Rachel nodded her thanks. “I wasn’t so happy there were hard words between my father and me, but I wanted to know what was all that business with the fire truck. I thought maybe I would see Thomas.” She wasn’t crying yet, but her voice had gone high and light enough to break glass.

“I knew Father wasn’t in that barn anymore. He’d gone to help with cleaning the milking equipment. I went up to the loft window. From up there, I could see the lights sparkling, the fire truck, all those people. My foot kicked that,” she nodded at the binoculars, “and I found the phone buried next to it under some hay.

“I knew it was Thomas’ phone. He let me use it once. I couldn’t think how it got into the barn. I took the phone and went to call his fire station so I could leave the message I had this phone. I thought he must be working with the others over in the field. Maybe that’s what had made Father so angry.”

“That’s when I found you under the bush.”

She nodded in agreement. “I was afraid someone might find me using it if I stayed in the barn.”

Grace squeezed her hand. All three of us did some more staring out the windshield. The hood of the Galaxie stretched almost to the horizon from where I was sitting.

“How do you suppose your dad ended up with Tom’s phone?” I asked.

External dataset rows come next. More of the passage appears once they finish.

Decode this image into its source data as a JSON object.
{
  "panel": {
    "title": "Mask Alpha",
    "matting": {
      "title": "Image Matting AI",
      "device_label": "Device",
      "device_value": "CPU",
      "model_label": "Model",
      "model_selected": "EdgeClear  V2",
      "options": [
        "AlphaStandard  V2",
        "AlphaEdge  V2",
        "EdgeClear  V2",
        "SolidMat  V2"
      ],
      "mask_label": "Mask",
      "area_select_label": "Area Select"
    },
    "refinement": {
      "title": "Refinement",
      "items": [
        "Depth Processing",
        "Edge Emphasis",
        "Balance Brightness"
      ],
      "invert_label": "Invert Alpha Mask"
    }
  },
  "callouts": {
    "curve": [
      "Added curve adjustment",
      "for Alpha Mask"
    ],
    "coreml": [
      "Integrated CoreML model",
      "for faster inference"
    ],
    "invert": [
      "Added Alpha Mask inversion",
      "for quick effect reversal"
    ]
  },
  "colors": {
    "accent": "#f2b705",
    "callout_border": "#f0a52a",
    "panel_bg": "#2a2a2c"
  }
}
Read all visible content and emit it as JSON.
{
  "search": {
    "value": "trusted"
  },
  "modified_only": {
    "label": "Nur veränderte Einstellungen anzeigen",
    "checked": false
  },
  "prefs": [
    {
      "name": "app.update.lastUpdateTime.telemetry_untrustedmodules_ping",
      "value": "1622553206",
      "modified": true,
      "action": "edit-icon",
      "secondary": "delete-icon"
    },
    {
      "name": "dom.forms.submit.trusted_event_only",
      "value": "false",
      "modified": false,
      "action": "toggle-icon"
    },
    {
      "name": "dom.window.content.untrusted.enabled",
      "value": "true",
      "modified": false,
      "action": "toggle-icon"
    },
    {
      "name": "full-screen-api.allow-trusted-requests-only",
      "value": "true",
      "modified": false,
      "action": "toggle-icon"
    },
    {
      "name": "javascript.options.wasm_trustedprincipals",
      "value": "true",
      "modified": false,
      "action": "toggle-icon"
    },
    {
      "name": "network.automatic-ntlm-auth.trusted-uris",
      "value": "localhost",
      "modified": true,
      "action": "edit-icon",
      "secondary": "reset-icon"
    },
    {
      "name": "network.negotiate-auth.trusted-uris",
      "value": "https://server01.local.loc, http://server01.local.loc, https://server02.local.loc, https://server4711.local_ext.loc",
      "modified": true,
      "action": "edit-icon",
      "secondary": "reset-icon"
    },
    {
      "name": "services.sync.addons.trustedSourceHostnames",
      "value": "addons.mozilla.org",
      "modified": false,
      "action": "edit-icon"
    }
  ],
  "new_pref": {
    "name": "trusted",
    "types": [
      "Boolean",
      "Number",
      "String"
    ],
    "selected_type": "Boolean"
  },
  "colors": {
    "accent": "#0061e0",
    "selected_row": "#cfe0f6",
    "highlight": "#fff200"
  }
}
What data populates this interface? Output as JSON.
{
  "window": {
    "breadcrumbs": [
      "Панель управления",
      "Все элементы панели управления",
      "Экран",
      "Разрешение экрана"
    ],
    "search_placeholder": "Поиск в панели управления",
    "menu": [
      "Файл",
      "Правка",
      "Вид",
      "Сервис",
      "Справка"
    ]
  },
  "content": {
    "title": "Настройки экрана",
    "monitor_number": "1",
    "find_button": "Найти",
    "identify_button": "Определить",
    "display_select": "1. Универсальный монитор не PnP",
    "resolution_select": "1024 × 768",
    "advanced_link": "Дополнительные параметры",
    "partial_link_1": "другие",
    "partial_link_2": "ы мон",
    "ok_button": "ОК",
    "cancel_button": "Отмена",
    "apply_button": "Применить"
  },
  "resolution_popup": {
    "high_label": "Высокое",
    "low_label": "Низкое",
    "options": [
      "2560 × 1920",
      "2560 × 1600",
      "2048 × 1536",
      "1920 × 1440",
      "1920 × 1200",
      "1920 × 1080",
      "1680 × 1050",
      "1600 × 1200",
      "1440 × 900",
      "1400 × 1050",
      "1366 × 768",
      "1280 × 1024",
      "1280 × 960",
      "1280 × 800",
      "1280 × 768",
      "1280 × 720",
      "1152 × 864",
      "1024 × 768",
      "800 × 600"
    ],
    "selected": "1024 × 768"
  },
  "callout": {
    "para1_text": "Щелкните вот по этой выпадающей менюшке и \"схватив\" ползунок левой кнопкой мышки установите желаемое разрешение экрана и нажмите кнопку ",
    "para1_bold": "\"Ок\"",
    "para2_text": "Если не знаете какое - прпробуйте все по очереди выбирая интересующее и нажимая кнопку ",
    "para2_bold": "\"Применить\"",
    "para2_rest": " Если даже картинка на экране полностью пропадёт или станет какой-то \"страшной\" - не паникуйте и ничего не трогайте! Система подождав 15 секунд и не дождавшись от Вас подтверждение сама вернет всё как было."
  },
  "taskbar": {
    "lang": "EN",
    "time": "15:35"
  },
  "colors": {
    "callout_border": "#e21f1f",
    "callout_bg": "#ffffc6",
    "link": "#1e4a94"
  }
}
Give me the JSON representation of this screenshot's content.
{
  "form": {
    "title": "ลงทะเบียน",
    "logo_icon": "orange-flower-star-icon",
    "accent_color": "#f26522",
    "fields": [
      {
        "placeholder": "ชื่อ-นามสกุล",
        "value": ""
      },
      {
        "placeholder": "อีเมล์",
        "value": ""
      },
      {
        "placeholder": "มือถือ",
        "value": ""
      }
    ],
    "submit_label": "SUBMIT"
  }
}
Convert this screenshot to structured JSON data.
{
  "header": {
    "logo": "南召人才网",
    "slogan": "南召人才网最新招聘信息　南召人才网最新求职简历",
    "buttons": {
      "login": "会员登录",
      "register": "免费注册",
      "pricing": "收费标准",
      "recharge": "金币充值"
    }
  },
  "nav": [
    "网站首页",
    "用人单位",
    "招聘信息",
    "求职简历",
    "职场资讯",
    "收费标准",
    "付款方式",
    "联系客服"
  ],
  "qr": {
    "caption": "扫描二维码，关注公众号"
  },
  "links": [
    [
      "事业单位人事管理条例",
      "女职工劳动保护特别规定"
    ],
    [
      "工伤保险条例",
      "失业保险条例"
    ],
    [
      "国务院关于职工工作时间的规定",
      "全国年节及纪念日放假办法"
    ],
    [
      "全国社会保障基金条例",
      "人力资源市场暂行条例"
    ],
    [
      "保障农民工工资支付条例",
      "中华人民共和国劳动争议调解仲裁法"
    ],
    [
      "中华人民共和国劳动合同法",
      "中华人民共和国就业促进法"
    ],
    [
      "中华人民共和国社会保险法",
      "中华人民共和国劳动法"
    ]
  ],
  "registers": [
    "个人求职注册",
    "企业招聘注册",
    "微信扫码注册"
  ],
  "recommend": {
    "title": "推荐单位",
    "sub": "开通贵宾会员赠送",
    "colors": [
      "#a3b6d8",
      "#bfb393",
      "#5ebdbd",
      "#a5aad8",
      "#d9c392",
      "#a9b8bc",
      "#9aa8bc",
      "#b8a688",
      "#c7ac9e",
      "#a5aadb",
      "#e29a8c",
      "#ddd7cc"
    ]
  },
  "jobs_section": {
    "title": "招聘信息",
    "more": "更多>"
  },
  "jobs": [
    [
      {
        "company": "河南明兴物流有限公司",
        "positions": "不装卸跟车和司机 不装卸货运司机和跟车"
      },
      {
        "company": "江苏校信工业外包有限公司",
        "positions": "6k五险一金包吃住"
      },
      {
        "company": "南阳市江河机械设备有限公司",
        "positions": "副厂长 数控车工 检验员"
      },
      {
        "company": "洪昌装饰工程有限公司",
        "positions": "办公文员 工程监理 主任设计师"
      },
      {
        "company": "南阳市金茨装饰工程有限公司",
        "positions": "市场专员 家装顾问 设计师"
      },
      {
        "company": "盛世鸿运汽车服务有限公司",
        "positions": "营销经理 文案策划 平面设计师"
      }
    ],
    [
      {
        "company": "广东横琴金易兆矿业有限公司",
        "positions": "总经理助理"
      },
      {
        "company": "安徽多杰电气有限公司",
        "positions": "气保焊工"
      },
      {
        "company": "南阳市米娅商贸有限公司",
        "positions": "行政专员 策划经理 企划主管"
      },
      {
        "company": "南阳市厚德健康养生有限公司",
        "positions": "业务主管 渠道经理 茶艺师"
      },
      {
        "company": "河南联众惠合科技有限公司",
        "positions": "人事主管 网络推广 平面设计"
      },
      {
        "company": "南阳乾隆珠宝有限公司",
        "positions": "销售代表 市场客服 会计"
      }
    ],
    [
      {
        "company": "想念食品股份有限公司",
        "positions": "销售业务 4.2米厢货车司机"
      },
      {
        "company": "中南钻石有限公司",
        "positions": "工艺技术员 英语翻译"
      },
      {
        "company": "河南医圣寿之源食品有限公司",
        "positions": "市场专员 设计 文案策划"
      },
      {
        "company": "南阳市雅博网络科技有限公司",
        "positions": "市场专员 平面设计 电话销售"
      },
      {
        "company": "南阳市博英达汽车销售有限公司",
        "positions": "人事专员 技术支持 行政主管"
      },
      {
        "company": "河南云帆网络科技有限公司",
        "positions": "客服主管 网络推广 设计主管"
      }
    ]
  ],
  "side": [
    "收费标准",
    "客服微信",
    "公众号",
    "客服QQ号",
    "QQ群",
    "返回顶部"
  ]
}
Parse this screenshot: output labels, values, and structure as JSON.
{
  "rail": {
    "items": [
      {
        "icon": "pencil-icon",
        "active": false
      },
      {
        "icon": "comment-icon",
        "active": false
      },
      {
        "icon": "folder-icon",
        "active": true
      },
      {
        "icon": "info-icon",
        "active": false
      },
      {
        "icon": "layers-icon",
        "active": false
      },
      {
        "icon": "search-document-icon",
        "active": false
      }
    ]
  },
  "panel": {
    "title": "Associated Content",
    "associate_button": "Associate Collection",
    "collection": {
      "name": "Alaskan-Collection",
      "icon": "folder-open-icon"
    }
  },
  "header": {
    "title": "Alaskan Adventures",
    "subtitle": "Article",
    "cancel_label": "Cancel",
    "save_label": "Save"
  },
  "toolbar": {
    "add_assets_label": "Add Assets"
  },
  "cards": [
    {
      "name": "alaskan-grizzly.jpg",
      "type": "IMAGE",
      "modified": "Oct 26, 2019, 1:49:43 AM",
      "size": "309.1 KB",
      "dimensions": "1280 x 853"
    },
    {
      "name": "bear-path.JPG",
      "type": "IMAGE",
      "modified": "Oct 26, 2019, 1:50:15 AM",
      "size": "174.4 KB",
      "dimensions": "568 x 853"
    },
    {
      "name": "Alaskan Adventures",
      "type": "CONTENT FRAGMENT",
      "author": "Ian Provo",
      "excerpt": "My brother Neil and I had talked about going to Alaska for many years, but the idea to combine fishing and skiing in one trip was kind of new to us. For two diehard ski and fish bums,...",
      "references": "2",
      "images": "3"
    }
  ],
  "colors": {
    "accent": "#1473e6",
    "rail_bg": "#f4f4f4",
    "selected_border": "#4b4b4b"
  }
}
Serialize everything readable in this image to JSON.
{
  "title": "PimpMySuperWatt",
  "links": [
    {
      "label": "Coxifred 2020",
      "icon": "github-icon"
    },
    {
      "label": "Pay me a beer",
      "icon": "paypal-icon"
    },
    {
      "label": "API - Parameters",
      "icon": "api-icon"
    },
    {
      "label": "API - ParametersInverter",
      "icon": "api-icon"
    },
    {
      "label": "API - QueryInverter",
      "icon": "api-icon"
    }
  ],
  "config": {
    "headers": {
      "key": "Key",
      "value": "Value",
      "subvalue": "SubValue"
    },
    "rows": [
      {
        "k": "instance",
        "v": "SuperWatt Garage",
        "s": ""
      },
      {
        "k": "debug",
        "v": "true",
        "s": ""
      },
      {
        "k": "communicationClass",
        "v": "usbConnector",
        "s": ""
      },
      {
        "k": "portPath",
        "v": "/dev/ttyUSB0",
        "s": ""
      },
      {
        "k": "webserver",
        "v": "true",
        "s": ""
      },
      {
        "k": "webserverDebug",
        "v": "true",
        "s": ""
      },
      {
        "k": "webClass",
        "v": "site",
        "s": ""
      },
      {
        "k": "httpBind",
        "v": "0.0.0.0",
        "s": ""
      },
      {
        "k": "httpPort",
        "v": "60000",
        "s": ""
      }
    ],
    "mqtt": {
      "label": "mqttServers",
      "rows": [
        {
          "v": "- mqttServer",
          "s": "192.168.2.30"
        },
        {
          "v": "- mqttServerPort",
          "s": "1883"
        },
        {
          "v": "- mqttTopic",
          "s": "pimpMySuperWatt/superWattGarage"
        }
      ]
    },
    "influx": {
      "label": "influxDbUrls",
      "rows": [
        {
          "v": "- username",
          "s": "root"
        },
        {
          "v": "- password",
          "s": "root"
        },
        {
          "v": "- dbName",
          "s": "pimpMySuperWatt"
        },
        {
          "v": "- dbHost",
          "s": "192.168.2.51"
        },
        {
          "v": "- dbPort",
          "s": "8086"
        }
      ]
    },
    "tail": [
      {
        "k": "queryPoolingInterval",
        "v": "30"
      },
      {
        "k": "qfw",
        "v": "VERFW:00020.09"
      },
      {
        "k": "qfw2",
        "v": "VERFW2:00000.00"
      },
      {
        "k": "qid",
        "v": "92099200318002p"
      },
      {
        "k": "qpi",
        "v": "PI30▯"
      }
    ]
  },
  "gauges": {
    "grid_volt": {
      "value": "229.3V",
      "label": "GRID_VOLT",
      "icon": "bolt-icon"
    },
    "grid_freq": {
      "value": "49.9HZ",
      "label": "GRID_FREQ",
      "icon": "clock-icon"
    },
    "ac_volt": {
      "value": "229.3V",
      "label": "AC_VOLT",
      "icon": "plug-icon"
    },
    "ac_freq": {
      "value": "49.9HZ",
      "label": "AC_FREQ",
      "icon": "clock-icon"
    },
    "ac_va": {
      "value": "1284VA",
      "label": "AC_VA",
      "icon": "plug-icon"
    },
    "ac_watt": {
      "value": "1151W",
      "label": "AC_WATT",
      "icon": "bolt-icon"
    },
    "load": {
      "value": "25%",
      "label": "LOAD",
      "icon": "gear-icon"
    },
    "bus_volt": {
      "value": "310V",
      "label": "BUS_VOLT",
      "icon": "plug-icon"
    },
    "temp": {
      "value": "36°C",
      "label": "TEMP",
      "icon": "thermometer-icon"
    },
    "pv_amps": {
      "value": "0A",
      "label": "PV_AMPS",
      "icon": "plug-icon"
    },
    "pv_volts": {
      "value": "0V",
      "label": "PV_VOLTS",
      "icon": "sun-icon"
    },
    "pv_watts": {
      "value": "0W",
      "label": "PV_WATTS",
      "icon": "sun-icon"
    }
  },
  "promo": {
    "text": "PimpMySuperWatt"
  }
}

“Father must have seen Thomas. That’s all I can think.”

“Seen him?”

“Yah. Maybe in town? Friday is farmer’s market.”

“Maybe.” I didn’t have the heart to point out she didn’t believe it herself. “Has the phone been on the whole time?” There was enough power to read the LCD.

“No. We only turned it on to call you.”

I took a deep breath and scanned the menu for the calling record. My cell number was first, with the date and time of Grace’s call noted in the corners of the tiny screen. I hit the menu button to see previous calls, going back once, twice, and then some.

“Oh man.” I started to shake with the full-body-willies.

Seven calls were stored in the phone’s memory. On a guess, I’d say they were all placed within minutes of Tom Jost’s death. I searched my pockets for a pen and scrap of paper from Jenny’s hospital admittance. I copied all the numbers down, so I wouldn’t lose anything to the phone’s waning charge. The first and last numbers were the same. Maybe it had been busy?

One of the numbers, I didn’t need to write down. It was the number for WWST.

Rachel watched me making the list. She pointed to the number that had been called second. “That’s the number for our phone at the dairy.”

“Do you know any of the others?”

She shook her head.

I put Tom’s phone back in Rachel’s lap and took out my own.

“This’ll only take a minute.” I called each number and made a note of who answered.

The Clarion.

Police non-emergency.

Firehouse, station six.

And one number identified as no longer in service.

Television, news, police, his partners in fire-this wasn’t a call for help. This was a staged media event.

Tom himself placed the calls that brought everyone to the scene. But how had the phone gotten into his father’s hands? I mumbled to myself for a while. Yucky thoughts. It was hard to tell if Grace and Rachel were concerned or disgusted. I waited to be asked something, anything.

Nothing.

Coming up with questions is never my problem. “Rachel, why give these things to me?”

She bowed her head. “I saw the box you brought my father that day. You knew already.”

“Knew what?”

“My father had those binoculars in the barn. I think he saw Thomas die.” She was crying now, jagged glassy tears. “And he sent me off to do my chores.”

She surprised me. Naive doesn’t mean stupid, but I didn’t expect her to be able to visualize the ugliness of the situation.

“I didn’t know. I only guessed,” I whispered. “Neither of us knows what happened-not really. How your dad got the phone. Or how he felt inside.”

Grace clutched Rachel’s hand in a grip that made the knobby knuckles of her old hands bulge. “Leave God’s business in God’s hands,” she chided.